One of the bright and simple examples of consolidation of knowledge from the school course of mathematics is the calculation of the trajectory of the robot. Depending on the level of knowledge, both the usual trial and error method and the scientific approach can be used here: here they may need the properties of proportion (6-7 class), and knowledge of the formula for the length of a circle (8-9th) and even trigonometry (10 -Grade 11).
Great importance in STEM robotics classes is also given to the so-called soft skills - schoolchildren team up into project teams, honing their skills in teamwork, communication, presentation and the ability to give feedback. The whole course, in this case, is divided into a series of modules, during each of them a full-fledged project is created: with time planning and maintenance of an engineering notebook, with decomposition, with division of team members into roles, and even with delivery of the project to the customer-teacher.
In general, the course in such cases is subject to a common topic: space, agriculture, ecology, sport, etc. Even commercial companies that actively support educational robotics understand the need to prepare training materials for such programs, and thus the
Green City and
Space Challange educational kits have appeared.
An important part of the curriculum is binding to the real world, due to which the teacher raises the level of students' erudition, talking about life phenomena and historical events related to one or another module. Children consider these facts from the point of view of science, analyze them with the help of a teacher, learn to draw conclusions.
Yes, the rate of acquisition of purely robotic knowledge in such studies is not very high. But on the face, a more systematic approach and a variety of forms of obtaining and consolidating knowledge. It is noteworthy that even in this approach, at the end of even the most basic course, children can also take part in competitions. For STEM programs, the
FIRST LEGO League and
FIRST Technical Challenge competitions will be most suitable - not only the robots but also the teams themselves compete here: team spirit, engineering design of the project, ability to make a presentation are evaluated.
Since STEM programs are aimed at acquiring and securing fundamental knowledge, at developing the skills necessary for a modern scientist and engineer, they are the ones most suited for integration into a modern school.

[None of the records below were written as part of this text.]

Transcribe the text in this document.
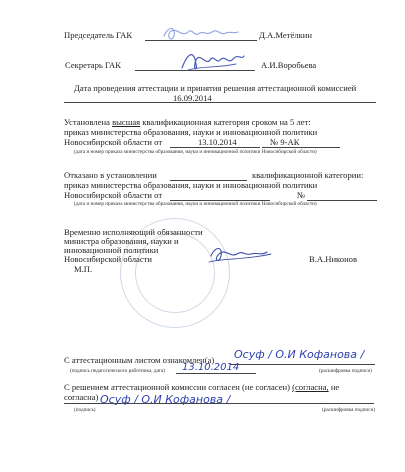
Председатель ГАК	Д.А.Метёлкин
Секретарь ГАК	А.И.Воробьева
Дата проведения аттестации и принятия решения аттестационной комиссией
16.09.2014
Установлена высшая квалификационная категория сроком на 5 лет:
приказ министерства образования, науки и инновационной политики
Новосибирской области от	13.10.2014	№ 9-АК
(дата и номер приказа министерства образования, науки и инновационной политики Новосибирской области)
Отказано в установлении	квалификационной категории:
приказ министерства образования, науки и инновационной политики
Новосибирской области от	№
(дата и номер приказа министерства образования, науки и инновационной политики Новосибирской области)
Временно исполняющий обязанности
министра образования, науки и
инновационной политики
Новосибирской области	В.А.Никонов
М.П.
С аттестационным листом ознакомлен(а) Осуф / О.И Кофанова /
(подпись педагогического работника, дата) 13.10.2014	(расшифровка подписи)
С решением аттестационной комиссии согласен (не согласен) (согласна, не
согласна) Осуф / О.И Кофанова /
(подпись)	(расшифровка подписи)
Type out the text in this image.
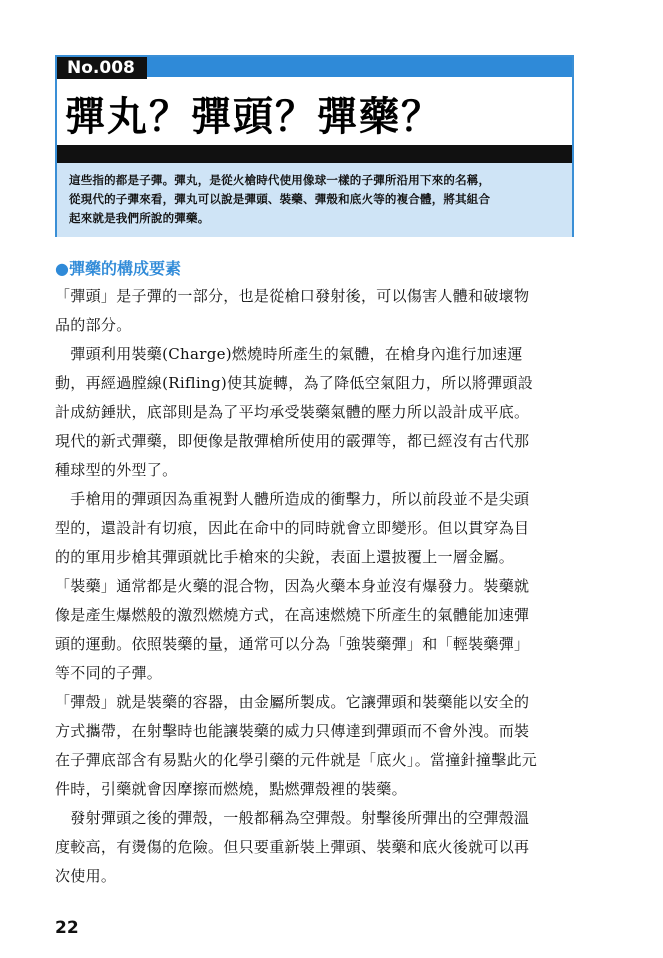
No.008
彈丸？彈頭？彈藥？

這些指的都是子彈。彈丸，是從火槍時代使用像球一樣的子彈所沿用下來的名稱，

從現代的子彈來看，彈丸可以說是彈頭、裝藥、彈殼和底火等的複合體，將其組合

起來就是我們所說的彈藥。

●彈藥的構成要素

「彈頭」是子彈的一部分，也是從槍口發射後，可以傷害人體和破壞物

品的部分。

　彈頭利用裝藥(Charge)燃燒時所產生的氣體，在槍身內進行加速運

動，再經過膛線(Rifling)使其旋轉，為了降低空氣阻力，所以將彈頭設

計成紡錘狀，底部則是為了平均承受裝藥氣體的壓力所以設計成平底。

現代的新式彈藥，即便像是散彈槍所使用的霰彈等，都已經沒有古代那

種球型的外型了。

　手槍用的彈頭因為重視對人體所造成的衝擊力，所以前段並不是尖頭

型的，還設計有切痕，因此在命中的同時就會立即變形。但以貫穿為目

的的軍用步槍其彈頭就比手槍來的尖銳，表面上還披覆上一層金屬。

「裝藥」通常都是火藥的混合物，因為火藥本身並沒有爆發力。裝藥就

像是產生爆燃般的激烈燃燒方式，在高速燃燒下所產生的氣體能加速彈

頭的運動。依照裝藥的量，通常可以分為「強裝藥彈」和「輕裝藥彈」

等不同的子彈。

「彈殼」就是裝藥的容器，由金屬所製成。它讓彈頭和裝藥能以安全的

方式攜帶，在射擊時也能讓裝藥的威力只傳達到彈頭而不會外洩。而裝

在子彈底部含有易點火的化學引藥的元件就是「底火」。當撞針撞擊此元

件時，引藥就會因摩擦而燃燒，點燃彈殼裡的裝藥。

　發射彈頭之後的彈殼，一般都稱為空彈殼。射擊後所彈出的空彈殼溫

度較高，有燙傷的危險。但只要重新裝上彈頭、裝藥和底火後就可以再

次使用。

22
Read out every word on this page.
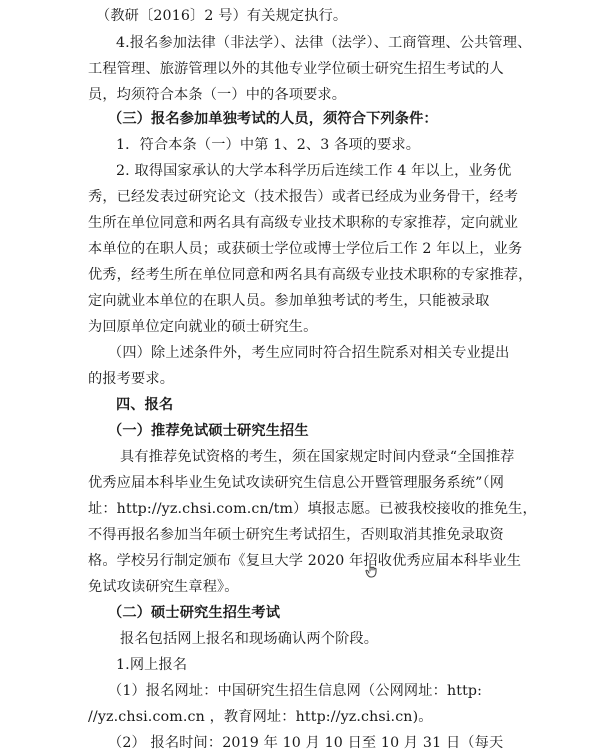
（教研〔2016〕2 号）有关规定执行。
4.报名参加法律（非法学）、法律（法学）、工商管理、公共管理、
工程管理、旅游管理以外的其他专业学位硕士研究生招生考试的人
员，均须符合本条（一）中的各项要求。
（三）报名参加单独考试的人员，须符合下列条件：
1．符合本条（一）中第 1、2、3 各项的要求。
2. 取得国家承认的大学本科学历后连续工作 4 年以上，业务优
秀，已经发表过研究论文（技术报告）或者已经成为业务骨干，经考
生所在单位同意和两名具有高级专业技术职称的专家推荐，定向就业
本单位的在职人员；或获硕士学位或博士学位后工作 2 年以上，业务
优秀，经考生所在单位同意和两名具有高级专业技术职称的专家推荐，
定向就业本单位的在职人员。参加单独考试的考生，只能被录取
为回原单位定向就业的硕士研究生。
（四）除上述条件外，考生应同时符合招生院系对相关专业提出
的报考要求。
四、报名
（一）推荐免试硕士研究生招生
具有推荐免试资格的考生，须在国家规定时间内登录“全国推荐
优秀应届本科毕业生免试攻读研究生信息公开暨管理服务系统”（网
址：http://yz.chsi.com.cn/tm）填报志愿。已被我校接收的推免生，
不得再报名参加当年硕士研究生考试招生，否则取消其推免录取资
格。学校另行制定颁布《复旦大学 2020 年招收优秀应届本科毕业生
免试攻读研究生章程》。
（二）硕士研究生招生考试
报名包括网上报名和现场确认两个阶段。
1.网上报名
（1）报名网址：中国研究生招生信息网（公网网址：http:
//yz.chsi.com.cn ，教育网址：http://yz.chsi.cn)。
（2） 报名时间：2019 年 10 月 10 日至 10 月 31 日（每天
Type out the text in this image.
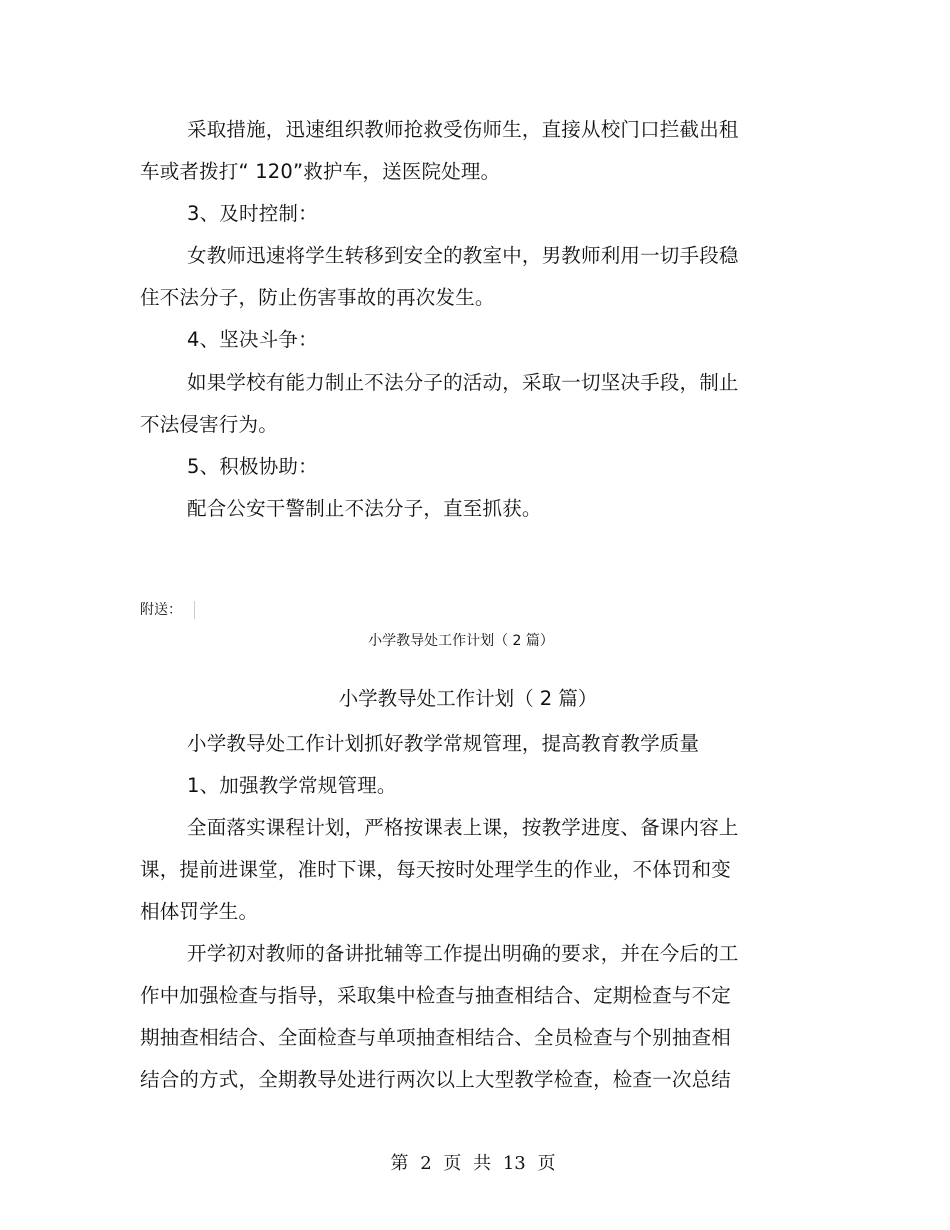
采取措施，迅速组织教师抢救受伤师生，直接从校门口拦截出租
车或者拨打“ 120”救护车，送医院处理。
3、及时控制：
女教师迅速将学生转移到安全的教室中，男教师利用一切手段稳
住不法分子，防止伤害事故的再次发生。
4、坚决斗争：
如果学校有能力制止不法分子的活动，采取一切坚决手段，制止
不法侵害行为。
5、积极协助：
配合公安干警制止不法分子，直至抓获。
附送：
小学教导处工作计划（ 2 篇）
小学教导处工作计划（ 2 篇）
小学教导处工作计划抓好教学常规管理，提高教育教学质量
1、加强教学常规管理。
全面落实课程计划，严格按课表上课，按教学进度、备课内容上
课，提前进课堂，准时下课，每天按时处理学生的作业，不体罚和变
相体罚学生。
开学初对教师的备讲批辅等工作提出明确的要求，并在今后的工
作中加强检查与指导，采取集中检查与抽查相结合、定期检查与不定
期抽查相结合、全面检查与单项抽查相结合、全员检查与个别抽查相
结合的方式，全期教导处进行两次以上大型教学检查，检查一次总结
第 2 页 共 13 页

Given the growing demand for IT specialists, this approach to educational robotics is becoming increasingly popular - not only higher education institutions, but also
simple teachers are introducing it into the school.
Afterword
Traditionally, nothing around us is black and white. Therefore, educational programs related to robotics in Russia are also rarely purely sports or purely STEM. How to mix these two approaches and in what proportion depends on what we, as teachers and directors of educational institutions, want to achieve!
And what University of Innopolis has chosen for its educational centers will be described in the following articles.